Ю. М. Лотман, описывая это событие в «Биографии писателя», в начале высказывания стремится предостеречь читателя от опасности мифологизации, но к концу его впадает в стилистически преувеличенный тон, что может свидетельствовать о попадании в зону мифа. Ср.: «Встреча Пушкина и Державина не имела в реальности того условно-символического (и уж, конечно, тем более театрального) характера, который невольно ей приписываем мы, глядя назад и зная, что в лицейской зале в этот день встретились величайший русский поэт XVIII века, которому осталась лишь полгода жизни, и самый великий из русских поэтов вообще»112. Как видим, мифологизирующее сознание настолько влиятельно, что подчиняет себе стилистику научного дискурса.
«Смерть поэта» (формула, закрепившаяся в национальном сознании благодаря одноименному стихотворению М. Лермонтова) – не менее важный этап его мифологизации. «смерть <…> его <…> была мгновенна и прекрасна» (VI, 452), – писал Пушкин о чудовищной смерти первого «Александра Сергеевича»113, Грибоедова. «Смерть поэта» ввиду тогда еще недавней гибели Байрона была возможностью композиционного завершения текста собственной жизни. В тщательности работы поэта над этим текстом можно убедиться, прочитав письма Пушкина Геккерну. По мысли Лотмана, высказанной в его пушкинской биографии, Пушкин не «искал смерти» и не был жертвой великосветских интриг (два устойчивых варианта мифологемы дуэли), а навязал дуэль противнику, желая волевым усилием изменить безвыходную ситуацию. Идея о том, что Пушкин был «мастером» своей судьбы, положенная в основу книги Лотмана («Пушкин умирал не побежденным, а победителем»), имеет свойство мифа, поскольку не может быть ни доказана, ни опровергнута. Эту идею подхватывает и развивает А. Битов в эссе «Предположение жить», в самом названии которого, по замыслу писателя, отражено желание Пушкина начать новую жизнь, но условием этой жизни была смерть «старого» Пушкина и рождение «нового»: «Вся схема его отчаянья в 36 году есть героическое преодоление этого отчаянья ради будущей, новой жизни <…>. Тот Пушкин сделал ВСЕ. Новый – только начал. Пушкин переменился. Это было трудно. Но его хватило на перемену ради будущей жизни. Не хватило Судьбы – второй не было дано. Пушкина хватило – Судьбы не хватило. Молитва его не дошла…»114. Мифологизирующая основа этого высказывания еще более прозрачна, чем эвристика Ю. Лотмана. Миф о Пушкине настойчиво накладывается на христианский миф, что подчеркнуто заглавием сборника эссе – «Моление о чаше».

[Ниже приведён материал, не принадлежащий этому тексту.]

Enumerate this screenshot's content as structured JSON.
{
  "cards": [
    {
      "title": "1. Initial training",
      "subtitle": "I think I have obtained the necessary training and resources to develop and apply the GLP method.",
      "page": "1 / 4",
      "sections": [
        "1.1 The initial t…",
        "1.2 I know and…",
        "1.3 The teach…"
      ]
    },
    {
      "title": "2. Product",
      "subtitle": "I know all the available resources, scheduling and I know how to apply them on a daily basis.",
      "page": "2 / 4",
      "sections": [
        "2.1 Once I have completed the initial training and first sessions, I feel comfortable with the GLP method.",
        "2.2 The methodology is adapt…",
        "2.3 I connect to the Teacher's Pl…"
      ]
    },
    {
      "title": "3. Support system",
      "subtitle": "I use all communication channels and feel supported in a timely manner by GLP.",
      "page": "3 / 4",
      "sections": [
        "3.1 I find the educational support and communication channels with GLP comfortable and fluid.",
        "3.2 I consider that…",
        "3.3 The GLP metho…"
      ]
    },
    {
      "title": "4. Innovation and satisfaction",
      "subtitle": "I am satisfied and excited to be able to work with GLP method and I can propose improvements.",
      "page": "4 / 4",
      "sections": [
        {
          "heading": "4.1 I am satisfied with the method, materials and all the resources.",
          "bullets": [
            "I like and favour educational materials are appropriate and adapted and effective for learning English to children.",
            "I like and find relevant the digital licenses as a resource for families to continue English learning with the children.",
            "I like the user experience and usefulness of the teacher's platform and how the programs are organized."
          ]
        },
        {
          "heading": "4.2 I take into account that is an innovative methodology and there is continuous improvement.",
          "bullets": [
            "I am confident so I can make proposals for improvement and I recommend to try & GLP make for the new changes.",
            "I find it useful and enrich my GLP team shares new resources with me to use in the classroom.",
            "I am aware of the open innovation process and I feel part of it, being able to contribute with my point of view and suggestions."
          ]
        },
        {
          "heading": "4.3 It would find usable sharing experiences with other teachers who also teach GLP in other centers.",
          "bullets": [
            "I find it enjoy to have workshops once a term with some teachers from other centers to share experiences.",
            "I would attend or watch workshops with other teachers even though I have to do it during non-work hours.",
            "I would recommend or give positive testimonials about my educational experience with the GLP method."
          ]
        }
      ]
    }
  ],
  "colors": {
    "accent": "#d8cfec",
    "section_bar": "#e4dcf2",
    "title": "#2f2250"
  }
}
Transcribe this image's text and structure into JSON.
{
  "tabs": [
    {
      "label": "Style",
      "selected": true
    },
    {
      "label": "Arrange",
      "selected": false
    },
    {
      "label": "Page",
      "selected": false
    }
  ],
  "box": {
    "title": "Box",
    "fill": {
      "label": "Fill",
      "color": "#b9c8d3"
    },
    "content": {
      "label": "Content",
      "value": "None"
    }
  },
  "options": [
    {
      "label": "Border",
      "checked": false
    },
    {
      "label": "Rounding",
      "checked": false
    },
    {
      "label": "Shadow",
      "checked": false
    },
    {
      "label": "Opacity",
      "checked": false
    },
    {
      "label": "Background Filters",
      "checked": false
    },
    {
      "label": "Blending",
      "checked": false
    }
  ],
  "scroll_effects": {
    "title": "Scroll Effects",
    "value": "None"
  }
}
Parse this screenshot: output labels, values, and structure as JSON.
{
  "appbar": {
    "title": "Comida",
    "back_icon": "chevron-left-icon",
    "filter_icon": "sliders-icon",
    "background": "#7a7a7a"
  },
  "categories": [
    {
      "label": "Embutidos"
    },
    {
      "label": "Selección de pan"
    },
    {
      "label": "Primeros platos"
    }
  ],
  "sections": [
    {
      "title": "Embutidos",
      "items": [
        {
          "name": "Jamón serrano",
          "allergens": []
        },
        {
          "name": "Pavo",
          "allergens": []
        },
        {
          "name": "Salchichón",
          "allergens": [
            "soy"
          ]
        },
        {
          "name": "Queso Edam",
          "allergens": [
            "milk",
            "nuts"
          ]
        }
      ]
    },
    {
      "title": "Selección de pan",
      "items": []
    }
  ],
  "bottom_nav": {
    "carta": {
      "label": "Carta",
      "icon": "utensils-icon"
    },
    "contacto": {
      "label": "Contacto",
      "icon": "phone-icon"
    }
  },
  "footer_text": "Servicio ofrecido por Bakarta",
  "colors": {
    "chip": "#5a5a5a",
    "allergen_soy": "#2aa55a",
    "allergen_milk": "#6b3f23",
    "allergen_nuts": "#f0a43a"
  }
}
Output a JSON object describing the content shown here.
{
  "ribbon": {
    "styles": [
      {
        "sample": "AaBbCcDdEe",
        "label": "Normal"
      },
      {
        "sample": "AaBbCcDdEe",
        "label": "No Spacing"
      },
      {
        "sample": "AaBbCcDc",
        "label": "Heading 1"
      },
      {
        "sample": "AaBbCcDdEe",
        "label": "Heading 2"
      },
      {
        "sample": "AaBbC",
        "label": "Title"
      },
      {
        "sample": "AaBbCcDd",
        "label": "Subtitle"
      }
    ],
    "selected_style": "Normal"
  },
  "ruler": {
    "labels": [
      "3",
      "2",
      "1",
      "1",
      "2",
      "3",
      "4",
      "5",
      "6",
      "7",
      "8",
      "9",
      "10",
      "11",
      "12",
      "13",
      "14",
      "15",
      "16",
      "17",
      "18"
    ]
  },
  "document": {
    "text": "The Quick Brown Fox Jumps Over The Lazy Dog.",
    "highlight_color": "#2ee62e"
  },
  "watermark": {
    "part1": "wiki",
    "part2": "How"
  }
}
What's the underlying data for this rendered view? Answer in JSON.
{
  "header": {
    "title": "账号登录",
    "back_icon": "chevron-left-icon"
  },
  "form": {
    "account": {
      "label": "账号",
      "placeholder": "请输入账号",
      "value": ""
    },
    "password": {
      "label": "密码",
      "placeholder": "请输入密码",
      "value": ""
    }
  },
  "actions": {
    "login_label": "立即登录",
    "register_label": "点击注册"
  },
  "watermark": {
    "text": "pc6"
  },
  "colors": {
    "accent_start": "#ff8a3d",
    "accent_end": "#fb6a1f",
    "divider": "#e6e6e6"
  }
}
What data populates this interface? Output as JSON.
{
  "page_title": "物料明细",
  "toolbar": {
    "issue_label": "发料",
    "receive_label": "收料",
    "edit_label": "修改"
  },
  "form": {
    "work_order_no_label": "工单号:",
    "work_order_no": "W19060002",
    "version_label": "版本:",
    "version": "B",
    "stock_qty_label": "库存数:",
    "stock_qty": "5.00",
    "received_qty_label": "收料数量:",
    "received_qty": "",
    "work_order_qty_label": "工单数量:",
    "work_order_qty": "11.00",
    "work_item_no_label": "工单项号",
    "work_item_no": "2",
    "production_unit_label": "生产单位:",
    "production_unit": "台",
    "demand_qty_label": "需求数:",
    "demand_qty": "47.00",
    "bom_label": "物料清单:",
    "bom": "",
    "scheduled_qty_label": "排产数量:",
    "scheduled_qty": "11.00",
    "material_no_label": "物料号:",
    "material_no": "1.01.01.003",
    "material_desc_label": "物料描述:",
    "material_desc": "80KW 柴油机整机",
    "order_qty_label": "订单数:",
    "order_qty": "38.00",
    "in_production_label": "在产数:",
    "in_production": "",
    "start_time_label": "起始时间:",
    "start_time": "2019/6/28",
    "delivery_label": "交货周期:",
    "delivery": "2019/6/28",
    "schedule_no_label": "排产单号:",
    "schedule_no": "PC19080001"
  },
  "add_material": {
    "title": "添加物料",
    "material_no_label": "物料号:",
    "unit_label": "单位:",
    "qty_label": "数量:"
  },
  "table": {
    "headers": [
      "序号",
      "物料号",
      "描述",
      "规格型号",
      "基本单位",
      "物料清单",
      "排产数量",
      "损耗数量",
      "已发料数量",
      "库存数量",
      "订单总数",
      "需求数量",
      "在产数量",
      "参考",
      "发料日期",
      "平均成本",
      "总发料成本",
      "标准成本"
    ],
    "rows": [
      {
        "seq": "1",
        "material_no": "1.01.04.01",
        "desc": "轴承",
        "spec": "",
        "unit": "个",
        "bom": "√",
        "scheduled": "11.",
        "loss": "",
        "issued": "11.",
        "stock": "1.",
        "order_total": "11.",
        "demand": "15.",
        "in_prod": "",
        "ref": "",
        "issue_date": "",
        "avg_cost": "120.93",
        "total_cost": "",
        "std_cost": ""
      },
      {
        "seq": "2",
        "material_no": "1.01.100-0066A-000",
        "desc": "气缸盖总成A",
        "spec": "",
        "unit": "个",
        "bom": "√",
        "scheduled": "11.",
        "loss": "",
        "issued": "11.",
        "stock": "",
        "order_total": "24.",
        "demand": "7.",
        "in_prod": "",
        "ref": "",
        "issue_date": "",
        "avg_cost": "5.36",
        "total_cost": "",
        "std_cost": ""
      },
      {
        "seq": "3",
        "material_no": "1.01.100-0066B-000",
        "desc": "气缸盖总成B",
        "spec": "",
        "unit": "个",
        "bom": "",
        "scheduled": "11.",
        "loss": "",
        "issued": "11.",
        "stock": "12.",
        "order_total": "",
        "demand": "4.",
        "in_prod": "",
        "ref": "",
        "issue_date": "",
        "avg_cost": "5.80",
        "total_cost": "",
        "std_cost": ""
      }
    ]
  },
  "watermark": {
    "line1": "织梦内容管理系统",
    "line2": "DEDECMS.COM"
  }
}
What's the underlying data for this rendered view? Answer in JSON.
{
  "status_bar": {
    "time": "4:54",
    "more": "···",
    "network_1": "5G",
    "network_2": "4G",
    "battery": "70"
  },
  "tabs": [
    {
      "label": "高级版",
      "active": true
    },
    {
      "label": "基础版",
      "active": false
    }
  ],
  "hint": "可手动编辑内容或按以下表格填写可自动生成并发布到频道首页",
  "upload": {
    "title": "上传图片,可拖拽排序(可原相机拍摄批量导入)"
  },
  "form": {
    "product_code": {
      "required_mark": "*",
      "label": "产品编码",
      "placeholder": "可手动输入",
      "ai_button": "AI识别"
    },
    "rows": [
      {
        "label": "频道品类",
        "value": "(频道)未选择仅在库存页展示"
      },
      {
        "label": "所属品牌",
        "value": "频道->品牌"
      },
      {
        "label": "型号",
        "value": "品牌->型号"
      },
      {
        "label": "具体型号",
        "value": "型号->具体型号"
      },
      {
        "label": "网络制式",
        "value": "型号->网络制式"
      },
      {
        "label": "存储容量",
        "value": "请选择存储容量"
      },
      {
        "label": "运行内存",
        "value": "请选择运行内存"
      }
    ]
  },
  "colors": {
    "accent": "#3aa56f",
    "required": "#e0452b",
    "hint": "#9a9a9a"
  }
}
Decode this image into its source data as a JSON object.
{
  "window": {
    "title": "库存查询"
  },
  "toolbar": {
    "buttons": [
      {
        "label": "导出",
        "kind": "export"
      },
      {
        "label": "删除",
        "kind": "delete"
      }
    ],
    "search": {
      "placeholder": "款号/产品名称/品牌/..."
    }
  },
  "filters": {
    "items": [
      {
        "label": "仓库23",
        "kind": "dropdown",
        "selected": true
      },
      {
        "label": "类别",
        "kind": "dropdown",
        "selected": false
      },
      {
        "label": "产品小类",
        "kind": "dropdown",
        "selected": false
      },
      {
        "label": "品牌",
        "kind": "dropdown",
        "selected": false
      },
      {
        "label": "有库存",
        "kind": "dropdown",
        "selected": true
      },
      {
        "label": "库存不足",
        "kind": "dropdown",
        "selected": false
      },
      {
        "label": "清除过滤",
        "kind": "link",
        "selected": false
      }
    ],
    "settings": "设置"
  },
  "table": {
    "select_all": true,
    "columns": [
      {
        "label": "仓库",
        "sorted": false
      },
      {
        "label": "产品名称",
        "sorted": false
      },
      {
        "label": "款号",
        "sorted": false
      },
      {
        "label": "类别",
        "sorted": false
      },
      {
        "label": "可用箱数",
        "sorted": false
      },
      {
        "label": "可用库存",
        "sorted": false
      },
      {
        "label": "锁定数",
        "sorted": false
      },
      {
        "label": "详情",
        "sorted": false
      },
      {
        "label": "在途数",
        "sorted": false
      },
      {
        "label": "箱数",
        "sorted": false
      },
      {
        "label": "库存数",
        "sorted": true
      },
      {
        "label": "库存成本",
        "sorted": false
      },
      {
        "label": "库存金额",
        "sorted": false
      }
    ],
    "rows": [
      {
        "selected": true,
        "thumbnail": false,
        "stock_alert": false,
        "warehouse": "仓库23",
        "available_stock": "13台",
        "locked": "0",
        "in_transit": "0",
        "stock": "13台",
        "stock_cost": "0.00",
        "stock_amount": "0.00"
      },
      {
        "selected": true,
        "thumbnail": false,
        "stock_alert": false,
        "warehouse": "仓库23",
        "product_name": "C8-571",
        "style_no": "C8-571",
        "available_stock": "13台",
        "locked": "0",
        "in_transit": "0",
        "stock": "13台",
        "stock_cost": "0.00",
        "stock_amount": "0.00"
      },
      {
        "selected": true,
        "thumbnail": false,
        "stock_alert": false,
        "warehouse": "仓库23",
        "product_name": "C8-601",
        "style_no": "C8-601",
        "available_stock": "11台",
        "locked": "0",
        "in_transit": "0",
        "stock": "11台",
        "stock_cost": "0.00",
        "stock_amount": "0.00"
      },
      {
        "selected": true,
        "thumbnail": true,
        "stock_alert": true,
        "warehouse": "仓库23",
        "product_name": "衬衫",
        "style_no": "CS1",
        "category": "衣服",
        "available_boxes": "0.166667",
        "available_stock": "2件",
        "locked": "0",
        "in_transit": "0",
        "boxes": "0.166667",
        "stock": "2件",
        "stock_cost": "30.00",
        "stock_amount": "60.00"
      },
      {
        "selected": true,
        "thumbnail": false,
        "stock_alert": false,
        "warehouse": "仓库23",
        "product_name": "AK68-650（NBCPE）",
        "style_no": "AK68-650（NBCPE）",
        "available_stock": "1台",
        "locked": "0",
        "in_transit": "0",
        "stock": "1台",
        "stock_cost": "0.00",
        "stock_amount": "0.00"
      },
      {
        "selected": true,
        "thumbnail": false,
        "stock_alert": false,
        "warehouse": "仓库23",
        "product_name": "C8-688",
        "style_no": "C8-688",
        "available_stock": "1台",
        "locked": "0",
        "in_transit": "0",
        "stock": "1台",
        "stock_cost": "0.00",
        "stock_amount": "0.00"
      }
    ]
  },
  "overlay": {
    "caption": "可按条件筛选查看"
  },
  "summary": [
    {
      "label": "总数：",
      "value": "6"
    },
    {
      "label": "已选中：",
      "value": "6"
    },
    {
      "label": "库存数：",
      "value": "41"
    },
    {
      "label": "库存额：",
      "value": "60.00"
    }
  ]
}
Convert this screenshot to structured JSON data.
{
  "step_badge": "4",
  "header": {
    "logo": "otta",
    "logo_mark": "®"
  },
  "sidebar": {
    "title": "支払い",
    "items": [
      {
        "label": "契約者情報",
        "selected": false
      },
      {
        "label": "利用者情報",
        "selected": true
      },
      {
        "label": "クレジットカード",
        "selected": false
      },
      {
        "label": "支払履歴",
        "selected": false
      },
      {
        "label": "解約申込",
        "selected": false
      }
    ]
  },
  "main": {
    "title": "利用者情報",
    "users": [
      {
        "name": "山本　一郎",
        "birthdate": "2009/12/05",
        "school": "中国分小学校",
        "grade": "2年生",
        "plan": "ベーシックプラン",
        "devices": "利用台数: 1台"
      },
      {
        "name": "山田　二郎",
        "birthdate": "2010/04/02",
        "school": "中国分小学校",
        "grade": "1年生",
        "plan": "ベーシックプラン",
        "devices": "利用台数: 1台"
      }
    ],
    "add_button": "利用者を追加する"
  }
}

Две вехи – рождение и смерть поэта – создают рамку мифа, внутри которой варьируются различные мифологемы, подразумевающие многоаспектное толкование этапов биографии поэта и его образа. Этот многоликий образ размножен авторами мемуаров, научных и художественных текстов, начиная с первой половины ХIХ в. и заканчивая рубежом ХХ-ХХI вв. Каждая веха судьбы национального поэта представляется знаковой, а потому может соотноситься с разнообразными явлениями русской духовной и социальной жизни. Весь свод мифологем, формирующих пушкинский миф, условно можно разделить на две части: мифологемы-образы и мифологемы-акции.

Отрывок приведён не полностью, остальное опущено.